Huge explosions rattled windows and nerves across Tripoli during a bombardment that lasted from late morning to early evening. Jets buzzed overhead, and plumes of dark gray smoke billowed into the sky. The Libyan government said 60 bombs fell on the city, killing 29 people. Reporters in Tripoli counted about 35 explosions.
President Obama said that NATO had made significant progress during its campaign and that it was “just a matter of time” before Gaddafi was forced from power.
But Gaddafi phoned Libyan state television late in the afternoon to call his supporters onto the streets “in their millions” to show their defiance. “We will not surrender,” he said. “We have only one choice, until the end: Victory or death, it doesn’t matter.”
After Gaddafi’s four-minute address, cars sped past the Rixos Hotel where foreign journalists are staying, honking their horns and waving the green flags of the Libyan government. A few hundred people gathered outside Gaddafi’s sprawling Bab al-Aziziyah headquarters complex, and a smaller crowd also assembled outside the Rixos, shouting slogans and repeatedly firing Kalashnikov rifles into the air.
“We are stronger than your missiles, stronger than your planes, and the voice of the Libyan people is louder than explosions,” Gaddafi said, adding that he was ready to send 250,000 to 500,000 armed Libyans to cleanse the country of the rebels, whom he called “armed gangs” and “bastards.”

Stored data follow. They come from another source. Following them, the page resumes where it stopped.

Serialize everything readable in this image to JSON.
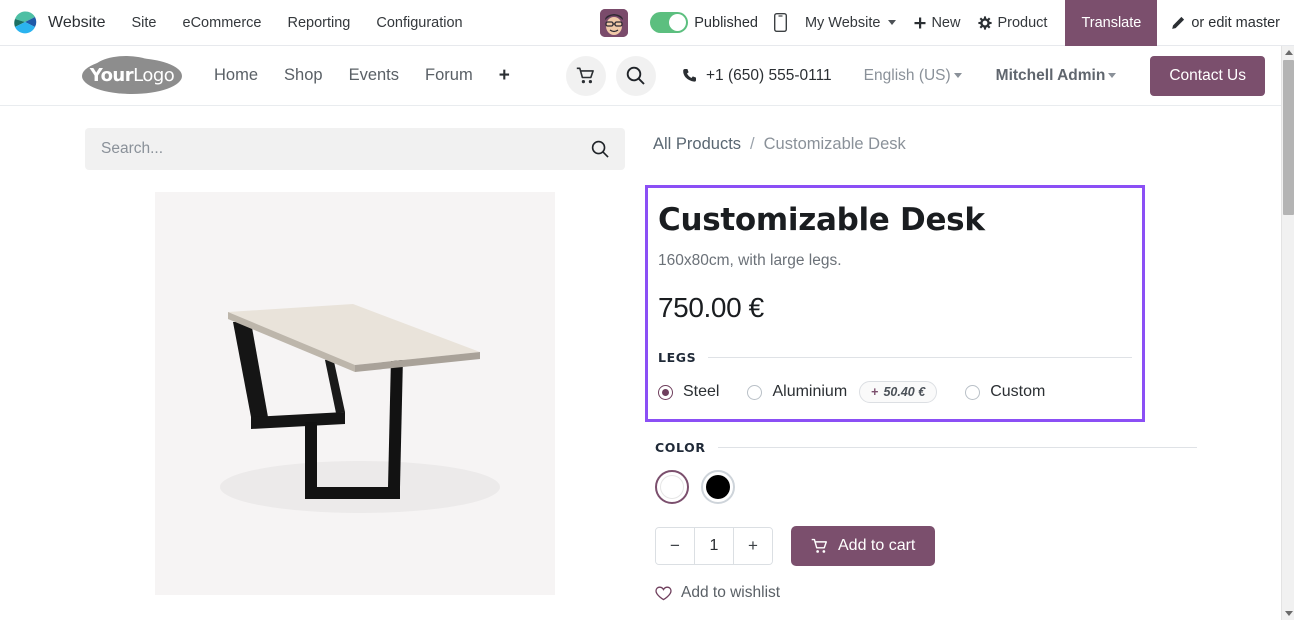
{
  "sysbar": {
    "app_name": "Website",
    "menu": [
      "Site",
      "eCommerce",
      "Reporting",
      "Configuration"
    ],
    "published_label": "Published",
    "website_selector": "My Website",
    "new_label": "New",
    "product_label": "Product",
    "translate_label": "Translate",
    "edit_master_label": "or edit master",
    "accent_color": "#7b4f6d",
    "published_color": "#5cbf7f"
  },
  "site_header": {
    "logo_bold": "Your",
    "logo_light": "Logo",
    "nav": [
      "Home",
      "Shop",
      "Events",
      "Forum"
    ],
    "nav_add": "+",
    "phone": "+1 (650) 555-0111",
    "language": "English (US)",
    "user": "Mitchell Admin",
    "contact_label": "Contact Us"
  },
  "search": {
    "value": "",
    "placeholder": "Search..."
  },
  "breadcrumb": {
    "parent": "All Products",
    "separator": "/",
    "current": "Customizable Desk"
  },
  "product": {
    "title": "Customizable Desk",
    "description": "160x80cm, with large legs.",
    "price": "750.00 €",
    "edit_border_color": "#8b4ff5",
    "attributes": [
      {
        "name": "LEGS",
        "options": [
          {
            "label": "Steel",
            "selected": true,
            "extra_price": ""
          },
          {
            "label": "Aluminium",
            "selected": false,
            "extra_price": "50.40 €",
            "extra_sign": "+"
          },
          {
            "label": "Custom",
            "selected": false,
            "extra_price": ""
          }
        ]
      }
    ],
    "color_attribute": {
      "name": "COLOR",
      "swatches": [
        {
          "hex": "#ffffff",
          "selected": true
        },
        {
          "hex": "#000000",
          "selected": false
        }
      ]
    },
    "quantity": "1",
    "decrease_label": "−",
    "increase_label": "+",
    "add_to_cart_label": "Add to cart",
    "wishlist_label": "Add to wishlist"
  }
}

Tuesday has been widely reported to be Gaddafi’s 69th birthday, but neither government nor NATO officials seemed aware of the significance of the date.
The Libyan leader has mostly been in hiding since his son Saif al-Arab and three of his grandchildren were reportedly killed in a NATO airstrike in April. He was last glimpsed on state television in late May, when he met with visiting South African President Jacob Zuma.
NATO said it was hitting the epicenter of Gaddafi’s military command-and-control facilities in Tripoli and warned that the bombing campaign would intensify. “We’re turning up the pressure on the Gaddafi regime,” said an official who was not authorized to give his name.
The Libyan government said NATO had struck “military and semi-military” sites, including centers for the Popular Guard and the Revolutionary Guard, two militias responsible for internal security. Officials also showed journalists one building inside Bab al-Aziziyah that had been leveled; reporters spotted a body in the rubble.
Government spokesman Moussa Ibrahim said NATO leaders were “losing their heads” and complained that not a single representative from Britain, France, Italy or the United States has asked to visit Libya and talk to the government since the crisis began.
“No one has ever talked to us from the countries that are bombing us,” he said. “Isn’t that weird?”